Otherwise, $$xy=\dfrac3{1+k+k^2}$$
$$x^3 + y^3 + 3 x^2 y^2 = x^3 y^3\tag{1}$$ $$\frac{x+y}{xy}\tag{2}$$ $$x^3 + y^3 + 3 x^2 y^2 - x^3 y^3=0$$ can be factorized$^1$ as $$(x+y-xy) \left(x^2 y^2+x^2 y+x^2+x y^2-x y+y^2\right)=0$$ $x^2 y^2+x^2 y+x^2+x y^2-x y+y^2=0$ has solution$^2$ given by $x=y=-1$ we have $$\frac{x+y}{xy}=-2$$, the solutions of $(1)$ are only those of $x+y-xy=0$ that is $x+y=xy$ and finally $$\frac{x+y}{xy}=1$$
$(^1)$
$$x^3 + y^3 + 3 x^2 y^2 - x^3 y^3=(x+y)^3-3x^2y-3xy^2+ 3 x^2 y^2 - x^3 y^3=$$ $$=\left[(x+y)^3- x^3 y^3\right]+\left[-3x^2y-3xy^2+ 3 x^2 y^2 \right]=$$ $$=(x+y-xy)\left[(x+y)^2+xy(x+y)+x^2y^2)\right]-3 x y (x+y-x y)=$$ $$=(x+y-xy)\left[(x+y)^2+xy(x+y)+x^2y^2)-3xy\right]=(x+y-xy)\left(x^2 y^2+x^2 y+x^2+x y^2-x y+y^2\right)$$
$(^2)$
$$x^2 y^2+x^2 y+x^2+x y^2-x y+y^2=0$$ set $y=kx$. We get $$k^2 x^4+k^2 x^3+k^2 x^2+k x^3-k x^2+x^2=0\to x^2 \left(k^2 x^2+k^2 x+k x+k^2-k+1\right)=0$$ As $x\ne 0$ we have $$k^2 x^2+k^2 x+k x+k^2-k+1=0$$ the discriminant of this equation is $D=-k^4+2 k^3-k^2=-k^2(k-1)^2$
$D\ge 0\to k=1 $ (solution $k=0$ is discarded)

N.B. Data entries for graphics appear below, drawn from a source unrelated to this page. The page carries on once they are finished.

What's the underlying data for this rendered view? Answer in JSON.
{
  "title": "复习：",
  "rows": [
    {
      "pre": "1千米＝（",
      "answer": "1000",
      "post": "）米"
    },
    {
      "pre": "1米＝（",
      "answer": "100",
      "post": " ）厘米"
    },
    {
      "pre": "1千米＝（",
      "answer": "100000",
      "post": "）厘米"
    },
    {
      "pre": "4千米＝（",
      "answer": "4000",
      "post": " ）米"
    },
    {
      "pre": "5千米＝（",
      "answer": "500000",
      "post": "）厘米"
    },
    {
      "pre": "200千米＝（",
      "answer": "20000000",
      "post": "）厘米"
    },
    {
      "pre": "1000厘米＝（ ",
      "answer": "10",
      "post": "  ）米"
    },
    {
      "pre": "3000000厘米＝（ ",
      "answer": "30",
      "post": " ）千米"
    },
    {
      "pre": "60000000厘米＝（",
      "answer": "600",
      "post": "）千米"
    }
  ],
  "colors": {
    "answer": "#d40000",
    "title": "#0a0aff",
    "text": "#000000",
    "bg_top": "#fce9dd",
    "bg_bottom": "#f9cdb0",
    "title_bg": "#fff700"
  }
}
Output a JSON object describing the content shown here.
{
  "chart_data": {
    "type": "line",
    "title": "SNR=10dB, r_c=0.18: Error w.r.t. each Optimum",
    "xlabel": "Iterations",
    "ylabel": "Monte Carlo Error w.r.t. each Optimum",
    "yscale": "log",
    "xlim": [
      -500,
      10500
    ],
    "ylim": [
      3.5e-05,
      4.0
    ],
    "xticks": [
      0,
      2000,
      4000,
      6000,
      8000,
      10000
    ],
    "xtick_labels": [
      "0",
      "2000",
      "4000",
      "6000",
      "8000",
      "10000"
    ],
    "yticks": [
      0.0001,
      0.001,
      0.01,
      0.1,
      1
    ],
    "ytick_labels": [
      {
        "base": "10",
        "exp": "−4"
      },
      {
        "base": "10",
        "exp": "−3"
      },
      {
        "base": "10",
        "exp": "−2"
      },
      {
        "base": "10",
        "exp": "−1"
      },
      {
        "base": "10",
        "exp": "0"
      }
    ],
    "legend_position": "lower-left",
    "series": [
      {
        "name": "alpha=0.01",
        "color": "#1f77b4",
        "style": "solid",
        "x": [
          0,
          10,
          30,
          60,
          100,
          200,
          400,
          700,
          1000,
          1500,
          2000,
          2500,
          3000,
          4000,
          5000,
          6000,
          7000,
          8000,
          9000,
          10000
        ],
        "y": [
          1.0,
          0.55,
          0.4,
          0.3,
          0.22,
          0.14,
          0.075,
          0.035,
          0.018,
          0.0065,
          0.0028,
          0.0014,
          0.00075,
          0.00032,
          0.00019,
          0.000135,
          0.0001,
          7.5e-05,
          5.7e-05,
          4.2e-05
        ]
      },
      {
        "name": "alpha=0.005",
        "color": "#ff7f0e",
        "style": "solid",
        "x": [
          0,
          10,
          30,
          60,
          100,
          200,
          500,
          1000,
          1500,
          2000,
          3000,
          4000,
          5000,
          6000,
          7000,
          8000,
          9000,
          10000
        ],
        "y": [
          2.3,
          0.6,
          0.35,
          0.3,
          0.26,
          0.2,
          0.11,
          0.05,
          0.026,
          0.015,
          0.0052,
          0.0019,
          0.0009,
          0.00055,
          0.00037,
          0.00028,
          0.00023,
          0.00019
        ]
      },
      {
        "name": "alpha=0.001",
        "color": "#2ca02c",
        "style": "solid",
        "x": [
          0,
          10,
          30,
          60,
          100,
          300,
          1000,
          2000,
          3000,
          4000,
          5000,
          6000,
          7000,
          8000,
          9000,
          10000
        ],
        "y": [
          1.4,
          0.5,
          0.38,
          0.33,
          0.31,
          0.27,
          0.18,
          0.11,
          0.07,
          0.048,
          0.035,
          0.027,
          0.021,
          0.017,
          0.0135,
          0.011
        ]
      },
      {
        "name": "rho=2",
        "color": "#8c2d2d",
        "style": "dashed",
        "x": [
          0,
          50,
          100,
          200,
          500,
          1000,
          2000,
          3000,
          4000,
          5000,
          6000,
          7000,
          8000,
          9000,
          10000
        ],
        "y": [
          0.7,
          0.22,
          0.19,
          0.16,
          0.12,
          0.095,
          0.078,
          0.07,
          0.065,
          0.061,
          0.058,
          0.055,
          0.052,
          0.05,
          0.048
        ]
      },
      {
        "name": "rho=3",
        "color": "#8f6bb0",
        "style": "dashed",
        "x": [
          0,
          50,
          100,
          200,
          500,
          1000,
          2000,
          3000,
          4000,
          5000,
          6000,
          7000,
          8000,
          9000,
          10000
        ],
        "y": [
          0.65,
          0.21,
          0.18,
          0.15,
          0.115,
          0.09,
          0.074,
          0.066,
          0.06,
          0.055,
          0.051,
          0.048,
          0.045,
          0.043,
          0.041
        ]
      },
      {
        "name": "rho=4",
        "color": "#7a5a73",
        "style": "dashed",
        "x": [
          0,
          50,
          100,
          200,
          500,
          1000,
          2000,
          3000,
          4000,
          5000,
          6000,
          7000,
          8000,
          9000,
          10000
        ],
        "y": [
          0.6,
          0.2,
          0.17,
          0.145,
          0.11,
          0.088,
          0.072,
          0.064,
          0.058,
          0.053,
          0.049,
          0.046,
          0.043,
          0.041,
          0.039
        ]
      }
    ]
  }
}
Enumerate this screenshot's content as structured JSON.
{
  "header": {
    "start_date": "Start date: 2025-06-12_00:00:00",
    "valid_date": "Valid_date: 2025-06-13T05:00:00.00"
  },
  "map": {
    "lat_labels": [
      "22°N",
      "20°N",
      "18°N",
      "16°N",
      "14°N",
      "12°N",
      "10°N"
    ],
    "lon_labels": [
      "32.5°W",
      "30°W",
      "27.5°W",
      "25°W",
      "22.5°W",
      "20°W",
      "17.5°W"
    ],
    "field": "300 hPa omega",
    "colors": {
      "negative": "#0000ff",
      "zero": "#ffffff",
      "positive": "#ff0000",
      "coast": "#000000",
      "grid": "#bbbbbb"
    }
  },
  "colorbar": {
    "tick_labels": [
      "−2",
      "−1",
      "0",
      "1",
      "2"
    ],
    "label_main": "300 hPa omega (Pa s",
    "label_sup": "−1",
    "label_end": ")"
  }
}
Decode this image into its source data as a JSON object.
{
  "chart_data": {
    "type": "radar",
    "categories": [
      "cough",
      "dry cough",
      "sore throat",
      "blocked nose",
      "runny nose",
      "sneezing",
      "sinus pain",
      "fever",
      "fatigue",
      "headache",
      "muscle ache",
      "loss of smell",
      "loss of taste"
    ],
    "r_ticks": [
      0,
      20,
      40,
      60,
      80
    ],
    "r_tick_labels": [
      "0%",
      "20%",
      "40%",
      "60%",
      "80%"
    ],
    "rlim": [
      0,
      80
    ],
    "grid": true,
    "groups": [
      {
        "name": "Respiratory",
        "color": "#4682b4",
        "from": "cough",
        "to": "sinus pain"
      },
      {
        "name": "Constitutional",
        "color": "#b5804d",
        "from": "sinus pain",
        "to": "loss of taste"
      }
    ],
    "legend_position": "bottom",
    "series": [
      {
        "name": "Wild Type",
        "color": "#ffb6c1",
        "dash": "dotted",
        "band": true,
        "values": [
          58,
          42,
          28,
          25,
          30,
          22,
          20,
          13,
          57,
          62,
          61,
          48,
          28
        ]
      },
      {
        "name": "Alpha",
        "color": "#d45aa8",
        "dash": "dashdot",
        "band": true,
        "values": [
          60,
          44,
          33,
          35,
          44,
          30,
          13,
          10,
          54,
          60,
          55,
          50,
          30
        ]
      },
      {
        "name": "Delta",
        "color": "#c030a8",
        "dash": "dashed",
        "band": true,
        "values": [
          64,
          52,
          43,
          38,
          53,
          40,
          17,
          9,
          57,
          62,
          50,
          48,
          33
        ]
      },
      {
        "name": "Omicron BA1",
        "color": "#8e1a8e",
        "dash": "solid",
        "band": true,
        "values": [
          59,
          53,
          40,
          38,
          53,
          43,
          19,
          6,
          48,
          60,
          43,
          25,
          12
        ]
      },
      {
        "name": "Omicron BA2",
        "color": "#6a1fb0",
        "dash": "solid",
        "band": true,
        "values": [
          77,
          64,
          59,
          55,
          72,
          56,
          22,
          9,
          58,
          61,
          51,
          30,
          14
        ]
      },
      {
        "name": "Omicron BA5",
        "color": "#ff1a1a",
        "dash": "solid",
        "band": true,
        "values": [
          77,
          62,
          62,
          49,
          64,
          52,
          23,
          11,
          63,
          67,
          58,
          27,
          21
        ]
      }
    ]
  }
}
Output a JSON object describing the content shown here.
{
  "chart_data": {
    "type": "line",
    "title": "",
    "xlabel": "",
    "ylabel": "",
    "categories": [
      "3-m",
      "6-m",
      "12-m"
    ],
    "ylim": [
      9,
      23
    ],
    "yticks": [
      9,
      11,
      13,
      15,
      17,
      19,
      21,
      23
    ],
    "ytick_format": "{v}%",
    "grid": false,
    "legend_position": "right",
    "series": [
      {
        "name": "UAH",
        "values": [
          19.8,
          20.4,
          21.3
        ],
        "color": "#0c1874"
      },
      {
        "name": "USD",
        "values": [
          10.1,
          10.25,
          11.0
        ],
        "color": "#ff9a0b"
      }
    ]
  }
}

if $k=1$ we have $x^2+2x+1=0\to x=-1$ thus the solutions are $$x=-1;\;y=-1$$
The following is equivalent to @NN2's solution, only written a bit differently.
First substitute $x=1/a, y=1/b$, so that the equation becomes $$ \tag{*} a^3+b^3+3ab - 1 = 0 \, . $$ We are looking for the possible values of $a+b$, this suggests to introduce $S=a+b$ and $P = ab$. Then $$ 0 = a^3+b^3+3ab - 1 = S^3+3PS + 3P -1 = (S-1)(S^2 + S-3P+1) \, . $$
So $S=1$ is one possible value for $a+b$. Conversely, all $(a, b)$ with $a+b=1$ satisfy the equation $(*)$.
In order to determine the possible zeros of the second factor we use that $P \le S^2/4$ from the inequality between geometric and arithmethic mean: $$ 0 = S^2 + S-3P+1 \ge S^2 + S-\frac 34 S^2+1 = \frac 14 (S+2)^2 \ge 0 $$ is only possible if $S=-2$ and $P=1$, i.e. if $(a, b) = (-1, -1)$.
Therefore $S=a+b=1/x+1/y$ can only take the values $1$ and $-2$, and both values do actually occur.